Uno studio pubblicato su Nature suggerisce che i vaccini a mRNA contro il COVID-19 rendono le terapie antitumorali più efficaci.
Vero che con tutte le fufferie pubblicate oggi un tale risultato risulterebbe quantomeno sospetto ma il risultato non è in sé sorprendente proprio per il meccanismo d'azione del vaccino.
Proprio come il virus del morbillo è pericoloso non per la malattia che causa ma perché agisce spegnendo il sistema immunitario (rendendo l'organismo preda di microbi opportunisti) così i vaccini, e quello a RNA contro il COVID in particolare, agiscono stimolando la risposta immunitaria rendendo "visibili" bersagli prima poco immunogeni. E la immunoterapia antitumorale ne trarrebbe un beneficio indiretto.
Ma andiamo con ordine
Un primo articolo su questo effetto indiretto fu pubblicato dallo stesso team di ricercatori ad inizio 2025, studio basato sull'evidenza sperimentale che l'interferone 1 è in grado di massimizzare la risposta immunitaria e che i vaccini a RNA paiono attivare proprio questo tipo di interferone, evento che rende i tumori più "responsivi" al trattamento.
Il nuovo studio (pubblicato nelle scorse settimane) ha preso in esame i dati retrospettivi della sopravvivenza di pazienti (più di 1000) in terapia durante la pandemia che avevano ricevuto, nello stesso periodo, anche il vaccino, con studi condotti sugli animali di laboratorio per comprendere l''effetto indiretto del vaccino sulla terapia antitumorale.
I dati ottenuti hanno mostrato chiaramente che i pazienti che avevano ricevuto il vaccino a mRNA contro il COVID-19 entro 100 giorni dall'inizio dell'immunoterapia avevano una probabilità più che doppia di essere ancora vivi 3 anni dopo rispetto a coloro che non avevano ricevuto nessuno dei due vaccini (dati ovviamente normalizzati per i soli pazienti che non erano morti di COVID nel frattempo).
Nello specifico il gruppo vaccinato aveva un tasso di sopravvivenza globale a 3 anni del 55,7%, rispetto al 30,8% del gruppo non vaccinato, il che si traduce in una riduzione del 49% del rischio di mortalità associato al cancro.
Altro dato importante da menzionare è la terapia antitumorale di ultima generazione a cui tutti questi pazienti erano stati sottoposti era basata sugli inibitori dei checkpoint immunitari (ICI), che in termini semplici funzionano inducendo il proprio sistema immunitario a riconoscere e distruggere il tumore.
Uno dei meccanismi che spiega la resilienza dei tumori è che alcuni di questi si "nascondono" (letteralmente) dal sistema immunitario "spegnendo" le cellule immunitarie di pattuglia dando loro un falso messaggio che si traduce in "queste cellule sono ok. Nessun attacco".

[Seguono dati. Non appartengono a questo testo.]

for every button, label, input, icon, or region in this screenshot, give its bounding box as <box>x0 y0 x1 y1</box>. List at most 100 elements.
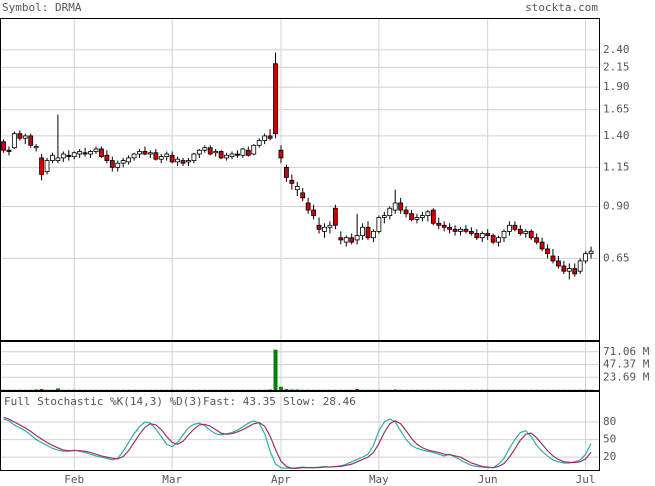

Gli inibitori dei checkpoint consentono alle cellule immunitarie, come i linfociti T, di riconoscere ed eliminare le cellule tumorali in modo più efficace. Il problema è che questa terapia avanzata funziona solo per una frazione di pazienti in quanto alcuni tumori continuano a rimanere "invisibili" al sistema immunitario anche quando rafforzato.
I vaccini a mRNA danno una "scossa" al sistema che diventa ancora più efficiente nello scovare qualunque cosa sia anomala (dai microbi alle cellule malate).
Dato confermato dagli studi sugli animali che hanno evidenziato come tra gli effetti di questi vaccini vi sia una impennata nella produzione di interferoni di classe I, in particolare di uno chiamato interferone alfa. Incremento che induce una attivazione del sistema immunitario innato, che facilita il lavoro dei linfociti T nel riconoscere e attaccare gli antigeni associati al tumore. L'azione dei linfociti T in genere provoca una risposta difensiva da parte delle cellule tumorali che iniziano a produrre una molecola che agisce come un freno sul sistema immunitario; freno che però in questo caso viene reso inefficace dalla terapia con inibitori dei checkpoint immunitari.
Bisognerà ora capire come sfruttare questo sistema in modo che sinergizzi con ogni terapia antitumorale.
Fonti
- SARS-CoV-2 mRNA vaccines sensitize tumours to immune checkpoint blockade
Adam J. Grippin et al, (2025) Nature
- Sensitization of tumours to immunotherapy by boosting early type-I interferon responses enables epitope spreading.